Short guide to mortgages
Short guide to mortgages There are a number of different types of mortgages, the standard being the annuity mortgage where capital and interest are paid off each month, interest only, pension and sub prime mortgages are also available. Interest rates can be fixed i.e. fixed rate for a number of years, variable i.e. bank varies the rate, tracker i.e. varies in line with ECB rates or discounted i.e. cheaper rate for the first year and then reverts back to the variable rate. Keep in mind that there are a number of Additional Costs: Stamp Duty: is a tax paid as a % of the purchase price. Differing rates for first time buyers, owner occupiers and investors. Insurance: House insurance for the rebuilding value of the house. Mortgage Protection Policy at least to the value of the loan. Valuer: Valuation report to independently asses the value of the house. Surveyor: A surveyor provides an independent report on the structure of the property. Solicitor: Solicitors checks purchase and mortgage contracts and verifies the title of the property.
 
Regulatory warnings
Regulatory Warnings Consumer Credit Act Notice: Your home is at risk if you do not keep up repayments on a mortgage or loan secured on it. If your mortgage is at any time a variable rate, the payment rate on your housing loan may be adjusted by the lender from time to time. Fixed rate mortgage: Warning: The cost of your monthly repayments may increase at the end of a fixed rate period. You may have to pay charges if you repay a fixed loan early. If you do not keep up the repayments you may lose your home. Variable Rate Mortgage: Warning: The cost of your monthly repayments may increase. If you do not keep up your repayments you may lose your home. Debt Consolidation Mortgage: Warning: This new loan may take longer to pay than your previous loans.
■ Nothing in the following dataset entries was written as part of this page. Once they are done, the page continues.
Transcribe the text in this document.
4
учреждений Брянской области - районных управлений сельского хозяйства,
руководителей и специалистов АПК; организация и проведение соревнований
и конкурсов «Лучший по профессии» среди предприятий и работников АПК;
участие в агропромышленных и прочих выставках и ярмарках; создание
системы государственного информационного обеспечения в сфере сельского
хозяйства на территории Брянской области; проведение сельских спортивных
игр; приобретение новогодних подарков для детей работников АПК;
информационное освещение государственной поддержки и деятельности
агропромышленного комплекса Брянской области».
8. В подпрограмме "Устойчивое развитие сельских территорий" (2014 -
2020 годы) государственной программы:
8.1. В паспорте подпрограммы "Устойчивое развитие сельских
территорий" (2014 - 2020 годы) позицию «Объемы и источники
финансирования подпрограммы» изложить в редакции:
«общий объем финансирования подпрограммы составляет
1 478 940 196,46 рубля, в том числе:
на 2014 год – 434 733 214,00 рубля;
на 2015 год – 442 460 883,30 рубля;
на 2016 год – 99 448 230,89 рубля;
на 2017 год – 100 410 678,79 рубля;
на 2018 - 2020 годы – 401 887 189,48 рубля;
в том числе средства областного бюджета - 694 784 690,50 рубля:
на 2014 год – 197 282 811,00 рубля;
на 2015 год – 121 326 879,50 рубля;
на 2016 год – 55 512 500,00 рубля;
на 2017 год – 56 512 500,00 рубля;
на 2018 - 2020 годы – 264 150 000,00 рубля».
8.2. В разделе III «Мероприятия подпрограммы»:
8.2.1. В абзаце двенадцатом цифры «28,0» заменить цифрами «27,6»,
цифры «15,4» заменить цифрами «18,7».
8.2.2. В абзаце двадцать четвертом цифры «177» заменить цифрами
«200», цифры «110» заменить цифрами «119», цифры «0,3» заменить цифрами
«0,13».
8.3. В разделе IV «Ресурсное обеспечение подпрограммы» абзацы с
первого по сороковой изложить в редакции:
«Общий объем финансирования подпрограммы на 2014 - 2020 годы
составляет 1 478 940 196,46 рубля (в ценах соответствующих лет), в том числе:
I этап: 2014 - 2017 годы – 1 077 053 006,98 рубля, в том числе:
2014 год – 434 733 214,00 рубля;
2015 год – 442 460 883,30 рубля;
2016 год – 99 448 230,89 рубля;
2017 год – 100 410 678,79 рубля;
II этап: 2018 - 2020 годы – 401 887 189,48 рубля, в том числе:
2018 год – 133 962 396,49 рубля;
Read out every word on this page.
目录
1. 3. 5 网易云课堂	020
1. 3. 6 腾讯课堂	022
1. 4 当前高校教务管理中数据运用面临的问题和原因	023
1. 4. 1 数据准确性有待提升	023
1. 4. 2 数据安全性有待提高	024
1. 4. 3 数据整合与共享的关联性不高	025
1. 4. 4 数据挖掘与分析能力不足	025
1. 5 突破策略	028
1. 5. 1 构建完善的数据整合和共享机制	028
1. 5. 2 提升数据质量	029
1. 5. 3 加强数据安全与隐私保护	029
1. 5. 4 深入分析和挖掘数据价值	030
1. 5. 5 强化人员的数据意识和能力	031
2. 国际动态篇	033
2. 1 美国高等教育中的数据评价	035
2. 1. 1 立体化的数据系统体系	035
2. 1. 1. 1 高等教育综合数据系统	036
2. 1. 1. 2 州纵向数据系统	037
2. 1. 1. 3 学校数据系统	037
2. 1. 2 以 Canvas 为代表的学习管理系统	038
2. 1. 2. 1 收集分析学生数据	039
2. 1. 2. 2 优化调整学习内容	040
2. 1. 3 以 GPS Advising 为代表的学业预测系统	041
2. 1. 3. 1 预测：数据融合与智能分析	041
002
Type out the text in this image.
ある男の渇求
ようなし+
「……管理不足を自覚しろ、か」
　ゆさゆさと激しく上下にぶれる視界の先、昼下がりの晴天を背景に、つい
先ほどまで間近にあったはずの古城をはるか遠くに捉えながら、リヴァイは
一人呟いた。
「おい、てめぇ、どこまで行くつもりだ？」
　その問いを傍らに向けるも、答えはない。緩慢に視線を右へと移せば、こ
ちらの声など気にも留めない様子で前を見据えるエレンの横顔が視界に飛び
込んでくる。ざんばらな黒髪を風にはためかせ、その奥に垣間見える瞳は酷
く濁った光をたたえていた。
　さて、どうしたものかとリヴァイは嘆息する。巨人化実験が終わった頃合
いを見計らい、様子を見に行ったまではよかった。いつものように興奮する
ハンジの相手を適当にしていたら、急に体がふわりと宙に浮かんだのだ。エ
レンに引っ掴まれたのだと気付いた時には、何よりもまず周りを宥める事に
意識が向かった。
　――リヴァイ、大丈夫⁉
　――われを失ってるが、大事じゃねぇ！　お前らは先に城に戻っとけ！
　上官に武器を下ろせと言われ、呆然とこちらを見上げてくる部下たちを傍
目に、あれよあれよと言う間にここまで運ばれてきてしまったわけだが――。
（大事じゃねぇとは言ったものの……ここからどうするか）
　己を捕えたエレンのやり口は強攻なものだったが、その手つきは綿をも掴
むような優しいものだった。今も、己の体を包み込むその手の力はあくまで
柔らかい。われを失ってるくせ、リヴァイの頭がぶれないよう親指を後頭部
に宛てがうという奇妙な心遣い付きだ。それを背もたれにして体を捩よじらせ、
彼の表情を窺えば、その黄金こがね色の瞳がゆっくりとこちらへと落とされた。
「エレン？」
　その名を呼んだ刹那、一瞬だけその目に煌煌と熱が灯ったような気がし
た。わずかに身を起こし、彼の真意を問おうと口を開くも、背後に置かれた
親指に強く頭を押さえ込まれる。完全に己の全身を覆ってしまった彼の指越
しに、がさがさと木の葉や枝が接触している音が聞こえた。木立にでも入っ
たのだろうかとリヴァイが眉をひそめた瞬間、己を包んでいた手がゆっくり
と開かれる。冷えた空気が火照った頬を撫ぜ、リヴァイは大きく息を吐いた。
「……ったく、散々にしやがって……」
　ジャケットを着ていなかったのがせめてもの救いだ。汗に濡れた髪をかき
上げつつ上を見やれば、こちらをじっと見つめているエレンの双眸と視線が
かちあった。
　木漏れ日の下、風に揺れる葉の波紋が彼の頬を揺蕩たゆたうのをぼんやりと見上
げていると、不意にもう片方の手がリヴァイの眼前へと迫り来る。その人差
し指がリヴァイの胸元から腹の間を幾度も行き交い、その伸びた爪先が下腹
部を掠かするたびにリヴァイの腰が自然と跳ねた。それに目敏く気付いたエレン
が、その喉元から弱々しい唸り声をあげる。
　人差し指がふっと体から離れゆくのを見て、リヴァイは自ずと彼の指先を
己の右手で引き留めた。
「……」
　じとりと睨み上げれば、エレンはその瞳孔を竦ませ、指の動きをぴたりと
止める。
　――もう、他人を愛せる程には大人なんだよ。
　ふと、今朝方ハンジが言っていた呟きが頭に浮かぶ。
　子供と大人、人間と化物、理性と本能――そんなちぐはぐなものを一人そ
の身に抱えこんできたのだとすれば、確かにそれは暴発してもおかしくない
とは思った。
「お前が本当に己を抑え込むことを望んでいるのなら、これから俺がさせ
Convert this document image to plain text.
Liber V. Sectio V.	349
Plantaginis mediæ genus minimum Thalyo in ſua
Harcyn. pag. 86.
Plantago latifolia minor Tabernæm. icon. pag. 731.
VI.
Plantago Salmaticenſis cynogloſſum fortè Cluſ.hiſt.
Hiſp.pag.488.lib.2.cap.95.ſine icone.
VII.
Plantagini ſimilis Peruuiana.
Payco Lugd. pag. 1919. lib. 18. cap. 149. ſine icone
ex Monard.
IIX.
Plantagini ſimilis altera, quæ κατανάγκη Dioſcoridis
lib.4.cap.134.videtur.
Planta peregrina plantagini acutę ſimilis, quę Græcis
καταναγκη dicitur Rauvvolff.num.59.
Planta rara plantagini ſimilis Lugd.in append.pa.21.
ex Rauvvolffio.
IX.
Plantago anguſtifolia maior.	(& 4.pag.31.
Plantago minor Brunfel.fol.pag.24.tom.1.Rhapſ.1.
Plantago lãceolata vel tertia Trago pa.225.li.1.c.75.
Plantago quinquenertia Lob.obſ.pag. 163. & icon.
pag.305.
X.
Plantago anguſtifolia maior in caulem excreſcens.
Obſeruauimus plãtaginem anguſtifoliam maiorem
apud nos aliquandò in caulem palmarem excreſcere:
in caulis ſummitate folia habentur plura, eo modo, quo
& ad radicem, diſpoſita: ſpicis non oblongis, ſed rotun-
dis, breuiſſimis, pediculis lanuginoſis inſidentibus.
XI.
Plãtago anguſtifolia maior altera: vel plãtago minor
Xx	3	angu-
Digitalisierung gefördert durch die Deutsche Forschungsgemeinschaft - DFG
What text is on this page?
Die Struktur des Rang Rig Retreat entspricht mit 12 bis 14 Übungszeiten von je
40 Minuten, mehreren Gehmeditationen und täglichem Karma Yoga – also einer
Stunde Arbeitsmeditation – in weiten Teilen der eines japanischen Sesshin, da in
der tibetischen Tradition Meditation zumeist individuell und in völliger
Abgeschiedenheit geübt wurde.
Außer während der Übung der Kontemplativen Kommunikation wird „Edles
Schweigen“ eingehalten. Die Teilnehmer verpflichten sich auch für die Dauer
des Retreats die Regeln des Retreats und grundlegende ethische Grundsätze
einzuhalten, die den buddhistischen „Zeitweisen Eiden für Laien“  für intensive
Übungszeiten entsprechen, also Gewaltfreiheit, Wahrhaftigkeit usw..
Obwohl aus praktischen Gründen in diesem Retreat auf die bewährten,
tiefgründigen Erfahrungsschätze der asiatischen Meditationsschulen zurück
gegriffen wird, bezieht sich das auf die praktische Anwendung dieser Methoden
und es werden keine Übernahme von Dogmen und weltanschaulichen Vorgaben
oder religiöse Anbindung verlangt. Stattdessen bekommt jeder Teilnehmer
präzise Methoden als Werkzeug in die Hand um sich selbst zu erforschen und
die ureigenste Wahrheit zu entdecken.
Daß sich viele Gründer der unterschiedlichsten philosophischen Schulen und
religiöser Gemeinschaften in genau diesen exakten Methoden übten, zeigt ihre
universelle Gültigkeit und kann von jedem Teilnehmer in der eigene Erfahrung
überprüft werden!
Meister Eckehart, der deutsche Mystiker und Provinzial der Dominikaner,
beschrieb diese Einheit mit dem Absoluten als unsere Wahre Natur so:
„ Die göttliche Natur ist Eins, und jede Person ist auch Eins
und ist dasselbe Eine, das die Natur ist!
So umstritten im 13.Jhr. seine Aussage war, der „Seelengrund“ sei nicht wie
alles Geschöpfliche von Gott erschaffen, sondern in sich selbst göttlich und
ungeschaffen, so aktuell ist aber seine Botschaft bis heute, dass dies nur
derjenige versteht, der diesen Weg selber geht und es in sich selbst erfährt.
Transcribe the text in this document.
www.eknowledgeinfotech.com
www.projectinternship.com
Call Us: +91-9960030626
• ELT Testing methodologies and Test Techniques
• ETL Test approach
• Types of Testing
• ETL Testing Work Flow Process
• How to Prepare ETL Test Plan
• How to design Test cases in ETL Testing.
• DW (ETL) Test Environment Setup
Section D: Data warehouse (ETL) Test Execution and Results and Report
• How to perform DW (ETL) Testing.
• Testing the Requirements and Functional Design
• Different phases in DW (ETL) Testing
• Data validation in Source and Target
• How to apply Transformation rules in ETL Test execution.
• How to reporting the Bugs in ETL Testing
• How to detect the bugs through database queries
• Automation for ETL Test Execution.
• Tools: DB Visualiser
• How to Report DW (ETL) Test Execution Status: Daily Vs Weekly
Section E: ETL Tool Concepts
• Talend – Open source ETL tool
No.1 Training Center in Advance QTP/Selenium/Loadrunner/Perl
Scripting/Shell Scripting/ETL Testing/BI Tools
This means you may pay more than if you paid over a shorter term. Interest Only Mortgage: Warning: The entire amount that you have borrowed will still be outstanding at the end of the interest only period.
 
Mortgage tax relief
Mortgage tax Relief You can claim tax relief on interest you pay on your primary residence mortgage. Tax relief is given at source by your lender either by reducing your monthly payment or by crediting your bank account. 2009: First-time buyers - the rate of mortgage interest relief is increased from 20% to 25% in years 1 and 2 and to 22.5% in years 3, 4 and 5. The relief remains unchanged at 20% for years 6 and 7 of the mortgage. Non-first time buyers - the rate of mortgage relief is reduced from 20% to 15%. The higher limits for first-time buyers apply to the tax year in which the mortgage is taken out plus 6 following years. Ceilings 2008 and 2009 Personal Circumstances First Time Buyers All Others Single €10,000 €3,000 Married/Widowed €20,000 €6,000
 
Using your home to get a cash sum
Using your home to get a cash sum Equity release schemes are different to topping up or increasing your mortgage. They are aimed at homeowners over 60 who need to raise a cash lump sum or a regular income in retirement. They allow you to release some of the value of your home without having to move out or sell it on the open market or make repayments during your life time. Equity is the difference between the current value of your house and the amount you owe on it. For example, if your home is worth €600,000 and your mortgage is €100,000, then you have 'equity' in your property of €500,000. Equity release plans are not suitable for everyone, but if you need money, they may be worth considering if you: * don’t want to sell your home and live elsewhere or * are not concerned about passing on the value of your home to your family or other beneficiaries on your death. However, choosing an equity release scheme is not something you should enter into lightly. There is always the risk that you might need the equity in your home later, to pay for nursing home care, for example. In addition, if you release some of the equity from your home, you will not be able to leave its full value to your dependants.